Spendius writes
Quote:If I was to risk an opinion I would say that there is no possibility of separating church and state in Iraq in the forseeable future.After that who knows.Saddam did allow a fair degree of freedom of religious expression.He seems to me to have been more secular than anything else.Perhaps we could have seduced him into a Western way of life had we had a little more patience.As it stands now, by all accounts,religion has been politicised.
Saddam himself was secular. I think, however, he encouraged the Sunni minority to prevail over and make life generally miserable for the larger groups of Shias and Kurds. So long as Christians and Jews remained out of sight, they were of no concern to him. But it would be a stretch to say that any predominently Islamic country is entirely secular including Iraq. Even Turkey, the most democratic of the predominently Islamic nations, definitely favors Islam over any other.
But can Iraq favor Islam and still be democratic? Of course it can. The first Americans came to the New World in search of freedom of reloigion from an oppressive Church of England. They had no intention of granting religious freedom to anybody else, however, and in fact dealt very harshly with their 'heretics' including putting them to death in most unpleasant ways.
Despite all of that, the founders of the United States of America managed to forge an enduring republc based on democratic principles without infringing on an of the myriad religious groups who came here, and in so doing ensured peace among those religious groups. And religion was given a high status via the very first amendment and it was expected and considered highly beneficial that those in government be people of deep faith. Neverthless, the federal government was prohibited to favor any religion over any other or infringe on the right of the people to be as religious as they chose wherever they chose to be religious. And they allowed the religiously monoplies in the various states to remain monopolies until they evolved out of that kind of mindset.
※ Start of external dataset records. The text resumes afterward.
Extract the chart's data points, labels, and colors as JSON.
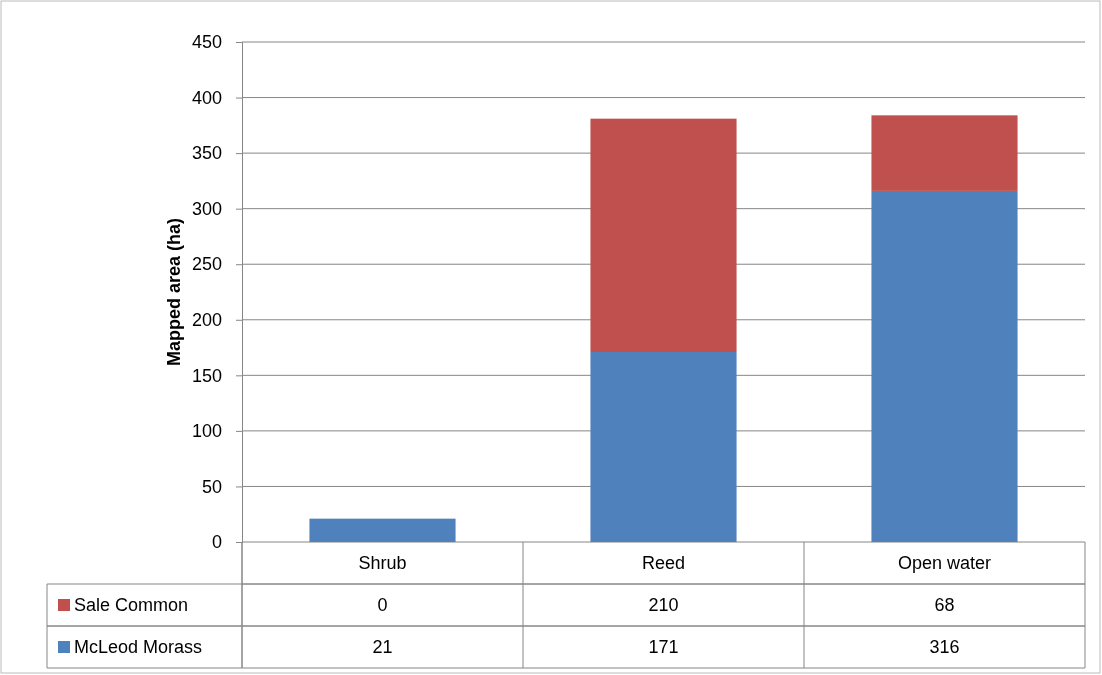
{
  "chart_data": {
    "type": "bar",
    "ylabel": "Mapped area (ha)",
    "categories": [
      "Shrub",
      "Reed",
      "Open water"
    ],
    "stacked": true,
    "series": [
      {
        "name": "McLeod Morass",
        "color": "#4f81bd",
        "values": [
          21,
          171,
          316
        ]
      },
      {
        "name": "Sale Common",
        "color": "#c0504d",
        "values": [
          0,
          210,
          68
        ]
      }
    ],
    "ylim": [
      0,
      450
    ],
    "yticks": [
      0,
      50,
      100,
      150,
      200,
      250,
      300,
      350,
      400,
      450
    ],
    "grid": "y",
    "legend": "bottom",
    "data_labels": true
  }
}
If Iraq does the same, they will be just fine. They can even favor Islam in a predominently Islamic country and they will be just fine. If they should favor the Shias over the Sunnis and Kurds or give give special status to any of their various Islamic sects, they will guarantee civil war for as long as we can imagine. If their national government stays out of it, however, and allows the people to peacefully be whatever they wish to be, I suspect the Iraqis will eventually evolve out of a religious monopoly mindset as well.
To think that our form of government after two hundred plus years of evolvement is the only possible successful model for the Iraqis flies in the face of history.